Sure it helps my cycling – the stronger I am, the faster I will be able to climb hills. Being strong now is also going to help me age more gracefully – provided I do no harm to my body. I like that lifting weights burns calories so I stay lean, and I also like the muscle development that it promotes. These are all good reasons and if I lifted for just one of these, I think I’d have my motivation.

My primary reasons now are about personal integrity and optics.

I coach athletes of different ages and levels now and it is no longer enough to simply know what I’m talking about. I need to LOOK like I know what I’m talking about. We’ve all seen the fat personal trainer, the skinny strength coach, the gym at the gym with internally rotated shoulders who’s telling everyone what they are doing wrong – basically the people who consider themselves experts in something that they don’t look anything like – they may know what are talking about, they just look like they don’t follow their own advice so it’s tough to take them seriously. Given that I work with a lot of young people who couldn’t possible know if I’m knowledgeable, I strive to LOOK like I am knowledgeable. That’s the optics component, I try to make the visual impression that says to those who do not know that I do know.

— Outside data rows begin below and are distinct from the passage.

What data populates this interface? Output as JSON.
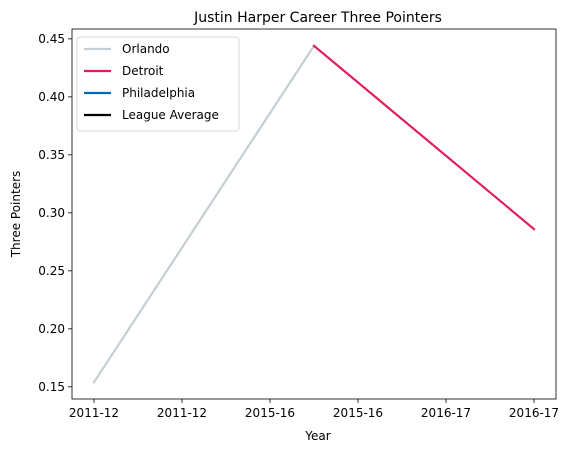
{
  "chart_data": {
    "type": "line",
    "title": "Justin Harper  Career Three Pointers",
    "xlabel": "Year",
    "ylabel": "Three Pointers",
    "x_tick_labels": [
      "2011-12",
      "2011-12",
      "2015-16",
      "2015-16",
      "2016-17",
      "2016-17"
    ],
    "x_tick_values": [
      0.0,
      0.4,
      0.8,
      1.2,
      1.6,
      2.0
    ],
    "xlim": [
      -0.1,
      2.1
    ],
    "y_ticks": [
      0.15,
      0.2,
      0.25,
      0.3,
      0.35,
      0.4,
      0.45
    ],
    "y_tick_labels": [
      "0.15",
      "0.20",
      "0.25",
      "0.30",
      "0.35",
      "0.40",
      "0.45"
    ],
    "ylim": [
      0.1395,
      0.4585
    ],
    "grid": false,
    "legend_position": "top-left",
    "series": [
      {
        "name": "Orlando",
        "color": "#c4ced4",
        "x": [
          0,
          1
        ],
        "y": [
          0.154,
          0.444
        ]
      },
      {
        "name": "Detroit",
        "color": "#e01e5a",
        "x": [
          1,
          2
        ],
        "y": [
          0.444,
          0.286
        ]
      },
      {
        "name": "Philadelphia",
        "color": "#006bb6",
        "x": [],
        "y": []
      },
      {
        "name": "League Average",
        "color": "#000000",
        "x": [],
        "y": []
      }
    ]
  }
}
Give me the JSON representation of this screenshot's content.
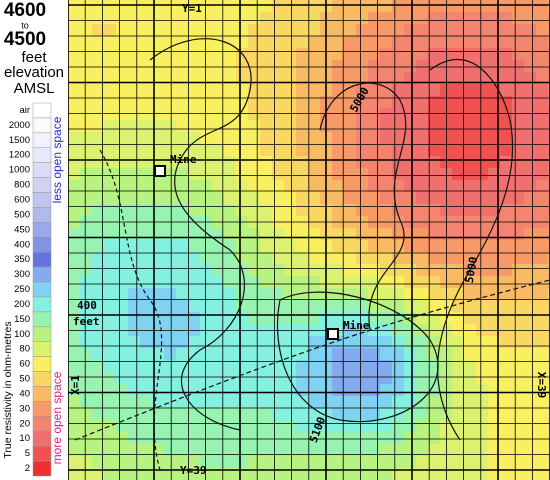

The personal integrity component is more critical from my point of view. As much as I love coaching I need to be a sales man – if I can’t sell my services I’ll have no one to coach. I also need to sell my clients on my advice / programs. I know from my past experience that I have extreme difficultly selling things I do not believe in. Being an extremely passionate person, I can be very convincing. However, using this passion to convince someone to comply with a suggestion I know nothing about leaves me feeling kind of greasy, so greasy in fact that I have a tough time letting go of the interaction later. Basically, I’m blessed with the ability to convince others of things but feel good about myself only when I believe in what I’ve convinced them to do. This pairing means that I’m not going to be selling cars, sofas or cell phones.

Experience separates wisdom from knowledge. This is what is critical for me. Until I actually dead lifted twice my body weight, I had no idea what it was like. Once I did, I realized a lot of things about myself, the movement and the potential for injury and progress. Having had these lessons, I’m in a much better position to coach others on how they should lift very heavy weight. I’m also in a position to speak with authority about the carryover benefits of lifting heavy – you’ll be faster, your other lifts will go up, you’ll enjoy going to the gym more, life will be a little easier than it was before.

It is only through doing that I can honestly coach other people on how to and why they should. Coaching from a place of no experience isn’t doing a service to your athletes, clients or yourself, so get out there and practice what you preach!